A disruptive rate of sea-level rise is one of the most daunting potential consequences of climate change. Recently, researchers warned in two new studies that severe coastal flooding could occur regularly in the United States by the middle of the century and that California would be among the states most affected. Previous studies have suggested that the rise in sea levels is poised to accelerate globally, although the evidence that this is happening is not yet definitive.

Erosion, of course, is a perennial issue for beachfront communities, and Ocean Beach, artificially expanded more than a century ago, has always been vulnerable. But as the planet warms, the problem is expected to become far more severe all along the northern Pacific Coast. Sand bluffs in the Bay Area, which for decades have eroded by an average of more than a foot a year, are expected to collapse at an ever-faster clip. The options are to keep installing hard structures in front of vulnerable areas, replenish the sand or simply retreat and let the shoreline move where it will.

Each has a cost. Building walls or piling up riprap protects infrastructure.
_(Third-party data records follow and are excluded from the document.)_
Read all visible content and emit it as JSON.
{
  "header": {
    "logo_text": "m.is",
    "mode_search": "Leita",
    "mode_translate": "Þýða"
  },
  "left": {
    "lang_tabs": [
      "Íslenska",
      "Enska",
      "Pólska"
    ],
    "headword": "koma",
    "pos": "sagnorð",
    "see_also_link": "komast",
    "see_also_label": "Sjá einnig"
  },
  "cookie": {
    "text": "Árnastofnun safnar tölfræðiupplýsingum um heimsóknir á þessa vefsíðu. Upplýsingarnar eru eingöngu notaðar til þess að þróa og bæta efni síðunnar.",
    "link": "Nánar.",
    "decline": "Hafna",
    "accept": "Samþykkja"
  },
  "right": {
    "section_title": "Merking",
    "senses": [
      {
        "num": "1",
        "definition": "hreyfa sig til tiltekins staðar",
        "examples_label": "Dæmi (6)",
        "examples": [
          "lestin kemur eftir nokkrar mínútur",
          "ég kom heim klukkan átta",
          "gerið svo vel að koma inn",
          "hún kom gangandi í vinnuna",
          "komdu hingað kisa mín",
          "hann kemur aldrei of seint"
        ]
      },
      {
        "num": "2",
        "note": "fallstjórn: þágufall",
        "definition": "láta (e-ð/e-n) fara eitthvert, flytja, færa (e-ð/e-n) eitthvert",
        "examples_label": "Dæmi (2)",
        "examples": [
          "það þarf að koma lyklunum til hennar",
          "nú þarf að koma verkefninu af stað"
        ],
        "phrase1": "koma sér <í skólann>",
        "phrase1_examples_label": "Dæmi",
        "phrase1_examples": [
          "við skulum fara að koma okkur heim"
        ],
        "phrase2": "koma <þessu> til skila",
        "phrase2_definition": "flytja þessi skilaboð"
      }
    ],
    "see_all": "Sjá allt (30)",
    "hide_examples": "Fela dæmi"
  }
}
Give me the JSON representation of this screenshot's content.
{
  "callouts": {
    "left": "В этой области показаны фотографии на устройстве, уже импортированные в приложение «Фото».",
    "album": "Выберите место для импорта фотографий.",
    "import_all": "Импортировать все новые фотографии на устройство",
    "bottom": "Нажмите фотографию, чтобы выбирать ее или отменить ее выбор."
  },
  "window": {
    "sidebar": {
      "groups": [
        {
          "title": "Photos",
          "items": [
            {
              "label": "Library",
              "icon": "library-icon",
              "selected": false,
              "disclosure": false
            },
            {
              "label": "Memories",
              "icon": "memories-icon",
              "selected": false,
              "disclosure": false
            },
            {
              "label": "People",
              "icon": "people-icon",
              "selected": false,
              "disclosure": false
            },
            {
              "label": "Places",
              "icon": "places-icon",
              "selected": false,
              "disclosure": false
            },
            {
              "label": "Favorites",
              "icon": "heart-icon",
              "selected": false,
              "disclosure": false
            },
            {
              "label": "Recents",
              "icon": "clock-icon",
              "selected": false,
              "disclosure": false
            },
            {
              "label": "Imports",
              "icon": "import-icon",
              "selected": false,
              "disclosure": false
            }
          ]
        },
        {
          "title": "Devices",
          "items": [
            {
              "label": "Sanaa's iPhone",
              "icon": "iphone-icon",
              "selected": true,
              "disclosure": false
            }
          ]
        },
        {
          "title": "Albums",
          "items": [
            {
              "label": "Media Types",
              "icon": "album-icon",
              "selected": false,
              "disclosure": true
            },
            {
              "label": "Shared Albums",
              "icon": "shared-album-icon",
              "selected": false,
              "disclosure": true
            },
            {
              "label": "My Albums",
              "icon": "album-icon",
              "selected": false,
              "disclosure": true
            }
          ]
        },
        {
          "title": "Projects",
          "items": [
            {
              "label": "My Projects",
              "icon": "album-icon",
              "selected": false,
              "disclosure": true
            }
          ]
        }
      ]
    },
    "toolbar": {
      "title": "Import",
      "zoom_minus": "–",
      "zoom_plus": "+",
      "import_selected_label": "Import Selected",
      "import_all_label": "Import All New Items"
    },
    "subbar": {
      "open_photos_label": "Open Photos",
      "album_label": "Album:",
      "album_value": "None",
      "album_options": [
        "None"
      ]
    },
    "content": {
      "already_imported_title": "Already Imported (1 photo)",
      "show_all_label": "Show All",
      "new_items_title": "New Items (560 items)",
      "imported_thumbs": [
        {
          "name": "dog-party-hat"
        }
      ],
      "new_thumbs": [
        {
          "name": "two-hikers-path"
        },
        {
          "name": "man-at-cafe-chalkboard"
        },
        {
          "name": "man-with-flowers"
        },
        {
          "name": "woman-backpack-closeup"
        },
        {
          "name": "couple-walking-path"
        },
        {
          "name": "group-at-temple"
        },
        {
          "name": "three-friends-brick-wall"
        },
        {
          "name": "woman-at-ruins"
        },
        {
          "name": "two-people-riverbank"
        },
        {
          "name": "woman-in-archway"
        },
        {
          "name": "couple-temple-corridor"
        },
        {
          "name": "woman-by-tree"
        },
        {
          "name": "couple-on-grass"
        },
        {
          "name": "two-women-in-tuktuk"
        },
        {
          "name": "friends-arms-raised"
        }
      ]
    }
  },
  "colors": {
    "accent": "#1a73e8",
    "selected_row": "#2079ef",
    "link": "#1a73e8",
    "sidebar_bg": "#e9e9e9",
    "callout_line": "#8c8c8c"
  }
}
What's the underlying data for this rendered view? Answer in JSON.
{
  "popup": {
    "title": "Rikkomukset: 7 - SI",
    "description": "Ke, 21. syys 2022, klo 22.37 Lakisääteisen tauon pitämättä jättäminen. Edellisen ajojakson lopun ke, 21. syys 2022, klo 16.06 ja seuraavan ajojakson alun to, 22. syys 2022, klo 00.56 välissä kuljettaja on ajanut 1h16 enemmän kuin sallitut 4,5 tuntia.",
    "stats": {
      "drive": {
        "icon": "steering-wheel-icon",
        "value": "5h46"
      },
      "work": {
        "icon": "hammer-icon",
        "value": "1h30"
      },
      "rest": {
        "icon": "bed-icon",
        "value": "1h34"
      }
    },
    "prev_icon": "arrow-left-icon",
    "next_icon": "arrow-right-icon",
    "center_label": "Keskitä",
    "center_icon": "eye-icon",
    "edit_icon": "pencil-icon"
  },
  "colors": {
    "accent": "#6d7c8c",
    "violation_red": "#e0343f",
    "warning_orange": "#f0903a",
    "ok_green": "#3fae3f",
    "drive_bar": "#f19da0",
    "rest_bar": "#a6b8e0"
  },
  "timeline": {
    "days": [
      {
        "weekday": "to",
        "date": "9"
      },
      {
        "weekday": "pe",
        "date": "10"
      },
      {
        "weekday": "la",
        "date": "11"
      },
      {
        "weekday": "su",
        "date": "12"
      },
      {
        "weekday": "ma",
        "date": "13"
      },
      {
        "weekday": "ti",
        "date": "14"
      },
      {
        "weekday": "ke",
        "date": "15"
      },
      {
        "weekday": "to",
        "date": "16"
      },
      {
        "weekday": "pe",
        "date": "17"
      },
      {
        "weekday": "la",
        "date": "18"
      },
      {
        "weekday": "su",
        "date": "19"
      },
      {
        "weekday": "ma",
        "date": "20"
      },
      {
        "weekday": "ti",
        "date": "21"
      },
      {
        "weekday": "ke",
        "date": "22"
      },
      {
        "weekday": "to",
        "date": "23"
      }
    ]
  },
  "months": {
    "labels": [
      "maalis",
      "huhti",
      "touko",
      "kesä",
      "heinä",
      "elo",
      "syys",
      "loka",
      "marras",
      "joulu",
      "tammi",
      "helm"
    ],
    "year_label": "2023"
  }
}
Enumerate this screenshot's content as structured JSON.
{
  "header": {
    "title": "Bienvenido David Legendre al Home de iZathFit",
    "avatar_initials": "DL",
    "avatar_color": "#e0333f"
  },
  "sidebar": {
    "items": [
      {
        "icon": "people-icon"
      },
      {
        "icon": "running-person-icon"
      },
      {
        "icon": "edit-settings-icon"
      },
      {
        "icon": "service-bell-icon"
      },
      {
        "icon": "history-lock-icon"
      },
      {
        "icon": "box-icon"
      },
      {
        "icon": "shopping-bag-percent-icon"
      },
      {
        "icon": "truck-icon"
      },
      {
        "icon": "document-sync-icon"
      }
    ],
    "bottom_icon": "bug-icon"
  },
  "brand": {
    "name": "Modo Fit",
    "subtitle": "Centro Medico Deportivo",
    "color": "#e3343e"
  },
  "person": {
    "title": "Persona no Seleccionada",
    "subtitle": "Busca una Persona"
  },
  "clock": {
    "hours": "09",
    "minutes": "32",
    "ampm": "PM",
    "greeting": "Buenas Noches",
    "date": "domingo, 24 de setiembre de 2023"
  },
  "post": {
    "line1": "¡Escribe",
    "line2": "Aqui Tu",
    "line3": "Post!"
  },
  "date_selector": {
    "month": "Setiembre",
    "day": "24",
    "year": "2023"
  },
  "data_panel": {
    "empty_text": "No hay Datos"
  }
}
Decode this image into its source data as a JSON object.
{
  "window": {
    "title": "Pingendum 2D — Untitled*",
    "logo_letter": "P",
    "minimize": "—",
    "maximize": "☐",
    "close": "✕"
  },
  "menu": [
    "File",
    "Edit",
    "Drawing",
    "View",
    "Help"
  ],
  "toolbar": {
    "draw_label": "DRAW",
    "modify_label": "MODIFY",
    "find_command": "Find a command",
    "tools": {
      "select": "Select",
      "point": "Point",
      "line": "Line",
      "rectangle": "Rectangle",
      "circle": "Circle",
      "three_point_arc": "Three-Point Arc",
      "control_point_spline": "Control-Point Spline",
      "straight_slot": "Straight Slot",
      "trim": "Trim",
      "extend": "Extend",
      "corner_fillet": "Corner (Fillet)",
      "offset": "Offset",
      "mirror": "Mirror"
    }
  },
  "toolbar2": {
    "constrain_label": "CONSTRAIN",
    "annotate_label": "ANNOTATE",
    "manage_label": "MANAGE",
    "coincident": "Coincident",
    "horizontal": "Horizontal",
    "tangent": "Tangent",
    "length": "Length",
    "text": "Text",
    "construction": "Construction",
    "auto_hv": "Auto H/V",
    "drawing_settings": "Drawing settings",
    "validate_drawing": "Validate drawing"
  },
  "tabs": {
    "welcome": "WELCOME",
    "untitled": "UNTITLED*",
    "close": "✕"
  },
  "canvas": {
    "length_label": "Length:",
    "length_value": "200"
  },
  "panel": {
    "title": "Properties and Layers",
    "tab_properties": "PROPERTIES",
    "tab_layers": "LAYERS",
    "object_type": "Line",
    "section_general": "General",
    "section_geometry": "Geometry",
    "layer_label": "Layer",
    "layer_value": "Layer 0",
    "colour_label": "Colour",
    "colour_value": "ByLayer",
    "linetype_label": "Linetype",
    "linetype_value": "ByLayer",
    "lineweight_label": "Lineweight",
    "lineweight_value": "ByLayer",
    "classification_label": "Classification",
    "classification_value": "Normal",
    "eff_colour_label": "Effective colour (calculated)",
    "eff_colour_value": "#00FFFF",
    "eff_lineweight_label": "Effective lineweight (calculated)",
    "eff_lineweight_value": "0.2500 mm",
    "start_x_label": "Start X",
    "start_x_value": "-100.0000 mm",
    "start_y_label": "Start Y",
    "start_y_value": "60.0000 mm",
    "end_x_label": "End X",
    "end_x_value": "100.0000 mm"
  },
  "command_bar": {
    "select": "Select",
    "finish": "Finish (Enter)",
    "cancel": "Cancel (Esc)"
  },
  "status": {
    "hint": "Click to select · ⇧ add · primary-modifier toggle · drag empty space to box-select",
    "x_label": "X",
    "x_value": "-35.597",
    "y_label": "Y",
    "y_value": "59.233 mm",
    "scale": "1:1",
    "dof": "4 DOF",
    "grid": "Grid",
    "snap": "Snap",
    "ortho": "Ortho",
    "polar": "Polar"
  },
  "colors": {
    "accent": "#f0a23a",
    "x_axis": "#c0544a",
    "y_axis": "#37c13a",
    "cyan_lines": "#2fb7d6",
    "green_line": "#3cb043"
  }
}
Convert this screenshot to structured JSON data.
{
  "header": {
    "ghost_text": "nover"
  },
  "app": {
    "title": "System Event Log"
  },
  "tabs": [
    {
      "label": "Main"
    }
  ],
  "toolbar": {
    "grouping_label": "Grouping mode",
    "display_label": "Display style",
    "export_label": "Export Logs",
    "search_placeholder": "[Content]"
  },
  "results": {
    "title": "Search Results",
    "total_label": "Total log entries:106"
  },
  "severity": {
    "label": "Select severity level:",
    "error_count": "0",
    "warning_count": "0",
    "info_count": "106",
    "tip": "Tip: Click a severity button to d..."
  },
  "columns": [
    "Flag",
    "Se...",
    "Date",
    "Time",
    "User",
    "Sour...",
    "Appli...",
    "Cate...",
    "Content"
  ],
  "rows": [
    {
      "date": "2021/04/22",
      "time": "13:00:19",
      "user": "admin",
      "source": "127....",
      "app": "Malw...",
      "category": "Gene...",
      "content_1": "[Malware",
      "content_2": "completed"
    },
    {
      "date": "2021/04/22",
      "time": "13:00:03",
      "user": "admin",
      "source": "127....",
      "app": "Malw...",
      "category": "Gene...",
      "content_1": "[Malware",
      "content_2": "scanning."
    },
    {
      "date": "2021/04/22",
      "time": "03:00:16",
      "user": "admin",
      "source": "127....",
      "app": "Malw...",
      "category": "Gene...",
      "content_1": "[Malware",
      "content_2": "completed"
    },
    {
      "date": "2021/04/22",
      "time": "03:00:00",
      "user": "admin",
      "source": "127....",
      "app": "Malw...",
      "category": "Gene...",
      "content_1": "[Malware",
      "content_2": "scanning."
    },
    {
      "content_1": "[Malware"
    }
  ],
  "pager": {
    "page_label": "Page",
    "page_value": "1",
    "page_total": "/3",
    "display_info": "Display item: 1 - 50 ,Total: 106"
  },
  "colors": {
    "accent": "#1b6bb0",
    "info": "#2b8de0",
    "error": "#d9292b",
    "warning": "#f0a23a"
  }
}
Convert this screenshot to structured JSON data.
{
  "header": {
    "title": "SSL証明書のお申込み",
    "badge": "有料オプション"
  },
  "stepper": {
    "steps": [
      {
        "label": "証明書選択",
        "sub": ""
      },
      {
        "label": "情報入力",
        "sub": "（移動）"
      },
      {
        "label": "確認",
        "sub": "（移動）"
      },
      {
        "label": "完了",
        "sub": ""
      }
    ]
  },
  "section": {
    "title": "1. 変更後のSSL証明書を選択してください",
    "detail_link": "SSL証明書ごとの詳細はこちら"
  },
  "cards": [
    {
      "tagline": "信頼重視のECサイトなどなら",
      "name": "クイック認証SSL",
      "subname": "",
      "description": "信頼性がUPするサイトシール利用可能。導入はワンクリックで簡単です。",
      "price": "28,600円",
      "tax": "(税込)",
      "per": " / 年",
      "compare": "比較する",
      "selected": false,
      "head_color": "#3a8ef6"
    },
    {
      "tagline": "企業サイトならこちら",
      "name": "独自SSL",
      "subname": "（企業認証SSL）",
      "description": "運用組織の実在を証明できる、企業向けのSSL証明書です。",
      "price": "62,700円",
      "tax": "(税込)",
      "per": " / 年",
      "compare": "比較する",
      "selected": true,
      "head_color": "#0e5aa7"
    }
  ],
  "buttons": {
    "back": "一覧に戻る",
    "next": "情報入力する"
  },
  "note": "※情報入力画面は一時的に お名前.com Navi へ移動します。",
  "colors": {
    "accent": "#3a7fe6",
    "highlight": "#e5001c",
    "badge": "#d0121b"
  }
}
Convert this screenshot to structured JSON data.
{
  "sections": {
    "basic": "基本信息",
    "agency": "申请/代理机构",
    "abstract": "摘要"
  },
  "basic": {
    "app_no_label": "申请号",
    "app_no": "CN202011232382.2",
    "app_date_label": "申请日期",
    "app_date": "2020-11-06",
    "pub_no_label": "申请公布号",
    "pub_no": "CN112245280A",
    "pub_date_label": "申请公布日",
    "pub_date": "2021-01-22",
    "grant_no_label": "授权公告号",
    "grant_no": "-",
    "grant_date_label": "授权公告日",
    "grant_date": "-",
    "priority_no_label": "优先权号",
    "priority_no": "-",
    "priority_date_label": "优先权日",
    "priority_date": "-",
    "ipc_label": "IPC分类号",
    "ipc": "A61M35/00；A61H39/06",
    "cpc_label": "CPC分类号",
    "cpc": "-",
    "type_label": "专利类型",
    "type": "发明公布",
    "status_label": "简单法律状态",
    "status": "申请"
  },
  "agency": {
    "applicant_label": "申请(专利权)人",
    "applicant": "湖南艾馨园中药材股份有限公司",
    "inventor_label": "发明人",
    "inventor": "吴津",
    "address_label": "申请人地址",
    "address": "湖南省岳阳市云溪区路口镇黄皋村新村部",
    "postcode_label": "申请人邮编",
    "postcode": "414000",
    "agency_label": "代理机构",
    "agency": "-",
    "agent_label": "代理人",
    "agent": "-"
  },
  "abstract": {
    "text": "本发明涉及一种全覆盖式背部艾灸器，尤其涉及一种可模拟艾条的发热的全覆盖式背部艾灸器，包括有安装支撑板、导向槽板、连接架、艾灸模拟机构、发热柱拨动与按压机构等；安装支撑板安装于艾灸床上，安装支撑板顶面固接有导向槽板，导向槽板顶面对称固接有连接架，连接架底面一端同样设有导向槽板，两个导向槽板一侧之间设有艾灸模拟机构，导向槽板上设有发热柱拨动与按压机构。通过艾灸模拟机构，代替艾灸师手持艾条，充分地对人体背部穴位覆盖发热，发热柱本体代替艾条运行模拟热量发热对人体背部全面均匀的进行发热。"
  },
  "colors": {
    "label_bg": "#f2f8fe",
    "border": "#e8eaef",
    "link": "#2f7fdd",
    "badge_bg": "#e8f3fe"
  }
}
But it amplifies wave action as water ricochets off the hard surface with enough energy in its retreat to scour the sand. The scouring hastens the disappearance of bluffs and beach.

The armouring of the coastline interferes with beachgoers, infuriates environmentalists and surfers and disturbs vegetation and bird habitats. But after destructive storms, it has been San Francisco’s solution of choice in recent years, with city bulldozers dumping thousands of tons of rock and chunks of concrete, granite and brick sidewalks into new breaches.

Mark Massara, a local lawyer and an avid surfer who has spent two decades lobbying and litigating over coastal disputes, is fiercely critical of the piles of stone. “No one is willing to move or adapt – they think we can armour everything,” he said. “Guess what? Not everything can be defended.”

Prefer to replenish

Environmentalists tend to prefer the second solution: replenishing the shore with some of the tons of sand regularly dredged by the Army Corps of Engineers to ensure that the waters are deep enough for cargo ships rumbling away from the Golden Gate Bridge.

With enough sand, dunes could be rebuilt to mimic those that once covered the area, they say; areas on or near the beach are critical to the survival of species like the bank swallow, which nests in burrows inside sandy bluffs on the beach’s southern edge and is listed as threatened in California.

The corps is considering an infusion of sand that could cost $10 million. It would last perhaps three or four years, Dingler estimated. “Our economists said, given the value of the infrastructure, it’s a worthwhile endeavour to try it once and see what really happens,” he said. Still, one bad El Nino storm could undo everything, he added.